You can use linkxaxes and linkyaxes inside of the facet keyword argument to tell AoG.jl that the axis limits should be different for each plot.

This can be useful when plotting variables with very different ranges, such as AUC and Cₘₐₓ in this case.

10 Conclusions

We are continuing with our tutorials on Plot Customization. This time we analyzed more complex situations than the one we previously discussed in Plot customization for Noncompartmental analysis - Single Ascending Dose, which gave us the opportunity to consider new visualization options such as comparing two different periods of time in the concentration time profile.

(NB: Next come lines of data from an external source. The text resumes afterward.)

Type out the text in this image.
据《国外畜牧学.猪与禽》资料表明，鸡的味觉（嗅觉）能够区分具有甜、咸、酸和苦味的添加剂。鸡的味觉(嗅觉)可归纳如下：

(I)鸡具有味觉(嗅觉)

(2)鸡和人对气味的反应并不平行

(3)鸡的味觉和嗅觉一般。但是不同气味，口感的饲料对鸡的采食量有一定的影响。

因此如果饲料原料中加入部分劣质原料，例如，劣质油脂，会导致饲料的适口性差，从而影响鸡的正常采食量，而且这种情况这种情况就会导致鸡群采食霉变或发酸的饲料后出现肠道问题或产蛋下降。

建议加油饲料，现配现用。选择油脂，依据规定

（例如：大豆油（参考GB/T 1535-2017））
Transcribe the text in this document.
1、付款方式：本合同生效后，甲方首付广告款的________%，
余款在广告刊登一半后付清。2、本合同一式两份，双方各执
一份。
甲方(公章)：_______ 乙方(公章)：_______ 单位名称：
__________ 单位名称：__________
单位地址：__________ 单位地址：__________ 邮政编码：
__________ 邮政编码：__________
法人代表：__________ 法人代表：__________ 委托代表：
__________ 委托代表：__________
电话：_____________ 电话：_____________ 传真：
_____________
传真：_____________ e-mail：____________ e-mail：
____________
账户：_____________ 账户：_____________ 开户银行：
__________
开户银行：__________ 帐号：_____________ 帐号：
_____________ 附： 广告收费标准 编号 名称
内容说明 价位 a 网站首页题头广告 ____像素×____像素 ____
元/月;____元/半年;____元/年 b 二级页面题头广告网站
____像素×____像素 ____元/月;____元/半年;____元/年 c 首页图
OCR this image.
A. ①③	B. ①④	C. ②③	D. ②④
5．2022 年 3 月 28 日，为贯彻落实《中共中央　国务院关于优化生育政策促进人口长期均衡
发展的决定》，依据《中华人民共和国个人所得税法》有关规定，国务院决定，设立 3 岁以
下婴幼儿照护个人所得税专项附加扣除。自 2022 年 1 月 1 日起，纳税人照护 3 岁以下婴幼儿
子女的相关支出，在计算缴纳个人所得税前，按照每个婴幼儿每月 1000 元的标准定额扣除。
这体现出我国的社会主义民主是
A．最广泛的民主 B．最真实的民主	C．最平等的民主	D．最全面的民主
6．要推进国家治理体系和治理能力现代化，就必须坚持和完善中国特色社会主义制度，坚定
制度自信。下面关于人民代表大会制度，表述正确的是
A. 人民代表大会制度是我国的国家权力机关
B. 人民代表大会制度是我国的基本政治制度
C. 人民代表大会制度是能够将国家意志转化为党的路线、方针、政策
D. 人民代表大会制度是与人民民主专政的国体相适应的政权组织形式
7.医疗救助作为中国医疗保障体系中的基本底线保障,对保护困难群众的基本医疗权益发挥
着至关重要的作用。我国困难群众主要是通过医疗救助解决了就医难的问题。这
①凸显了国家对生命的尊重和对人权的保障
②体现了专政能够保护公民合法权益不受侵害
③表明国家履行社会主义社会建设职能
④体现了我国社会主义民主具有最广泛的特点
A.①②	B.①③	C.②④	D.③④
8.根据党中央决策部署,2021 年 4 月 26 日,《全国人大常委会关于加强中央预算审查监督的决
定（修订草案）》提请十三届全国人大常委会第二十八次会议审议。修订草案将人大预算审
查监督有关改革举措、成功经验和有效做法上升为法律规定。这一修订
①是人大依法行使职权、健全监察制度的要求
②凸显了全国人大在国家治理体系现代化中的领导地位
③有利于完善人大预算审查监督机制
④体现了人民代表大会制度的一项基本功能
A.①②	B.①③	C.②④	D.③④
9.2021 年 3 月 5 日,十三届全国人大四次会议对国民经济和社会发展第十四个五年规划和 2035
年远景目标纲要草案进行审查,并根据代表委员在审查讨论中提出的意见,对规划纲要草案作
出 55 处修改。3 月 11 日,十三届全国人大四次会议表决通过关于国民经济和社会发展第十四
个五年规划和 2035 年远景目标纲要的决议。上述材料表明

Lastly, we were also able to explore some of the nice functions that the NCA package offers, such as auc for calculating the AUC and cmax for the maximum concentration.

As always, we encourage you to check our documentation on plotting. You’ll find that this is the most complete source of information for Pumas’ plotting capabilities. Don’t forget to check the documentation for Makie.jl and our tutorials on data visualization in Julia to get more information on the available customization options for things like figures and axes.